Mr Looney said the company had been developing its strategy to become a more diversified, resilient and lower carbon company.

“As part of that process, we have been reviewing our price assumptions over a longer horizon,” he noted.

“That work has been informed by the Covid-19 pandemic, which increasingly looks as if it will have an enduring economic impact.”

The review also reflected the expectation that the pandemic will accelerate the pace of transition to a lower carbon economy and energy system.

BP said it will appraise projects on the assumption the Brent crude price will average around $55 per barrel from 2021 to 2050. It previously assumed Brent would average $75/bbl on a 20-year timeframe.

Brent sold for around $39/bbl yesterday compared with about $70/bbl in January

BP said it would cut the valuation of its tangible property, plant and equipment, including producing oil and gas fields, by $8bn to $11bn before tax. BP will write $8bn to $10bn off the valuation of intangible exploration assets.

It did not give details of any changes made to the valuation of North Sea assets.

READ MORE: Will coronavirus turn North Sea into a bargain basin?

In April the company revealed it had cut the valuation of its North Sea assets by around £350 million in the first quarter.

BP recently agreed to accept significant changes to a deal it had agreed in January to sell stakes in two big North Sea developments to Premier Oil.

Oil & Gas UK said the measures included in its plan would remove over nine million tonnes of CO2 equivalent greenhouse gas emissions from operations over the next decade. It said this would be the same as taking nearly two million cars off the road for a year.

The organisation expects the target to be achieved through operational changes that will help firms increase efficency, reductions in flaring and venting, and major capital investment programmes aimed at using electricity rather than gas, to power offshore facilities.

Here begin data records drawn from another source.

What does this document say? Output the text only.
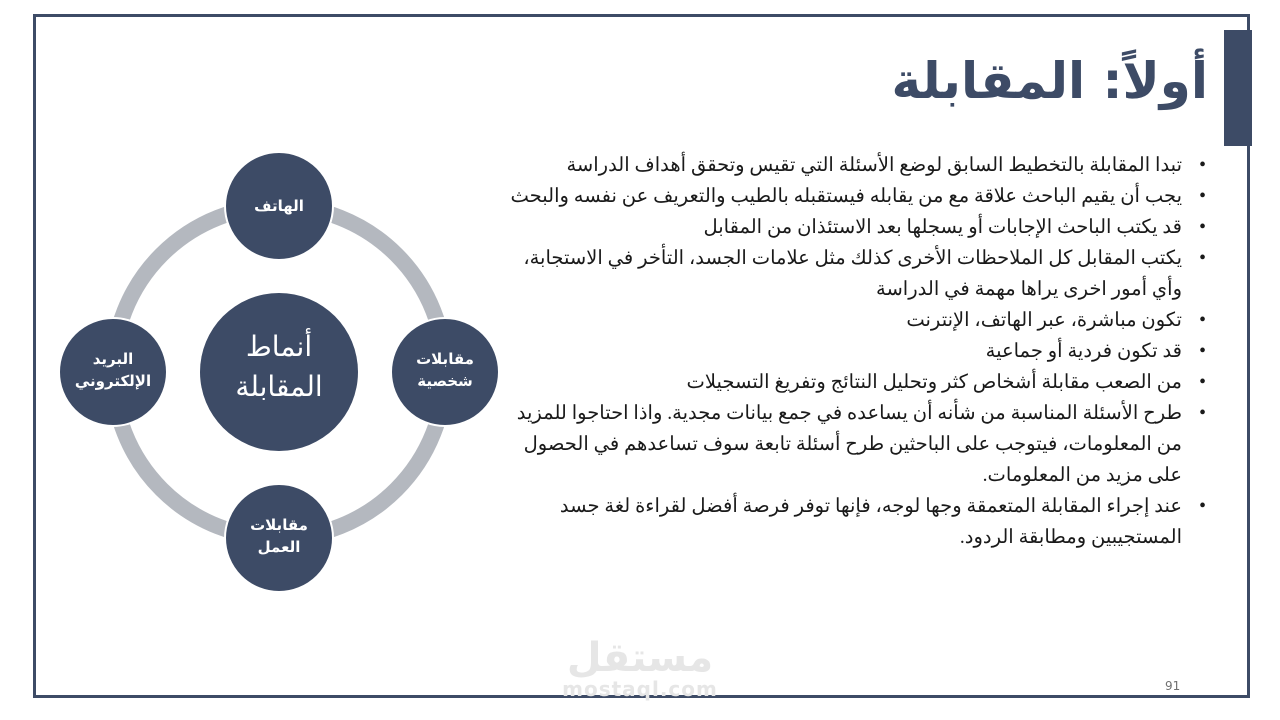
أولاً: المقابلة
أنماط
المقابلة
الهاتف
مقابلات
شخصية
مقابلات
العمل
البريد
الإلكتروني
• تبدا المقابلة بالتخطيط السابق لوضع الأسئلة التي تقيس وتحقق أهداف الدراسة
• يجب أن يقيم الباحث علاقة مع من يقابله فيستقبله بالطيب والتعريف عن نفسه والبحث
• قد يكتب الباحث الإجابات أو يسجلها بعد الاستئذان من المقابل
• يكتب المقابل كل الملاحظات الأخرى كذلك مثل علامات الجسد، التأخر في الاستجابة، وأي أمور اخرى يراها مهمة في الدراسة
• تكون مباشرة، عبر الهاتف، الإنترنت
• قد تكون فردية أو جماعية
• من الصعب مقابلة أشخاص كثر وتحليل النتائج وتفريغ التسجيلات
• طرح الأسئلة المناسبة من شأنه أن يساعده في جمع بيانات مجدية. واذا احتاجوا للمزيد من المعلومات، فيتوجب على الباحثين طرح أسئلة تابعة سوف تساعدهم في الحصول على مزيد من المعلومات.
• عند إجراء المقابلة المتعمقة وجها لوجه، فإنها توفر فرصة أفضل لقراءة لغة جسد المستجيبين ومطابقة الردود.
مستقل
mostaql.com	91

Chief executive Deirdre Michie said: “The coronavirus pandemic and low oil and gas prices have had a devastating impact on the UK’s offshore oil and gas industry.”

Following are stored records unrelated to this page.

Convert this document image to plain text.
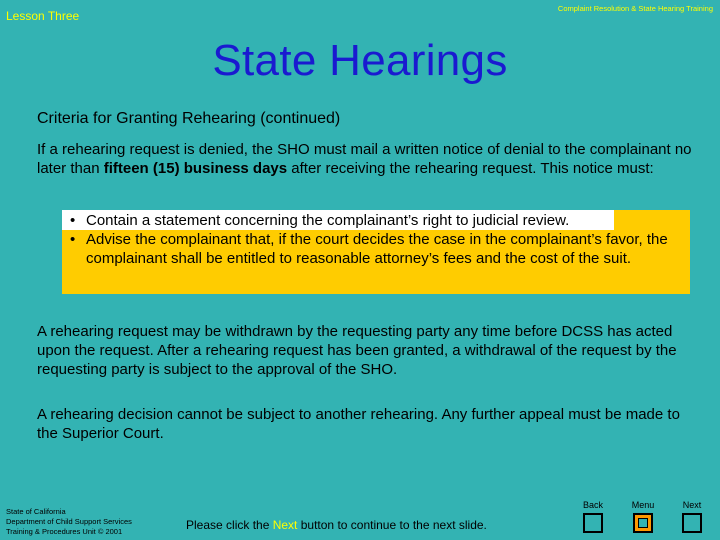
Lesson Three
Complaint Resolution & State Hearing Training
State Hearings
Criteria for Granting Rehearing (continued)
If a rehearing request is denied, the SHO must mail a written notice of denial to the complainant no later than fifteen (15) business days after receiving the rehearing request. This notice must:
• Contain a statement concerning the complainant’s right to judicial review.
• Advise the complainant that, if the court decides the case in the complainant’s favor, the complainant shall be entitled to reasonable attorney’s fees and the cost of the suit.
A rehearing request may be withdrawn by the requesting party any time before DCSS has acted upon the request. After a rehearing request has been granted, a withdrawal of the request by the requesting party is subject to the approval of the SHO.
A rehearing decision cannot be subject to another rehearing. Any further appeal must be made to the Superior Court.
State of California
Department of Child Support Services
Training & Procedures Unit © 2001	Please click the Next button to continue to the next slide.
Back	Menu	Next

She added: “We need a green recovery which supports jobs, supply chain companies and energy communities.”

READ MORE: Scottish Government launches £62m Energy Transition Fund amid oil and gas industry slump

Energy minister Kwasi Kwarteng said the oil and gas sector has a vital role to play in the energy transition. He added: “The UK Government will continue to work tirelessly with all partners to deliver a dynamic Sector Deal.”

Charlie Kronick, senior climate adviser for Greenpeace UK, said BP appeared to have recognised that the climate emergency is going to make oil worth less.

”Accelerating the switch to renewable energy will be vital not only to the climate but to any oil company hoping to survive in a zero carbon future,” said Mr Kronick.

“BP must protect its workforce and offer training to help people move into sustainable jobs in decommissioning and offshore wind.”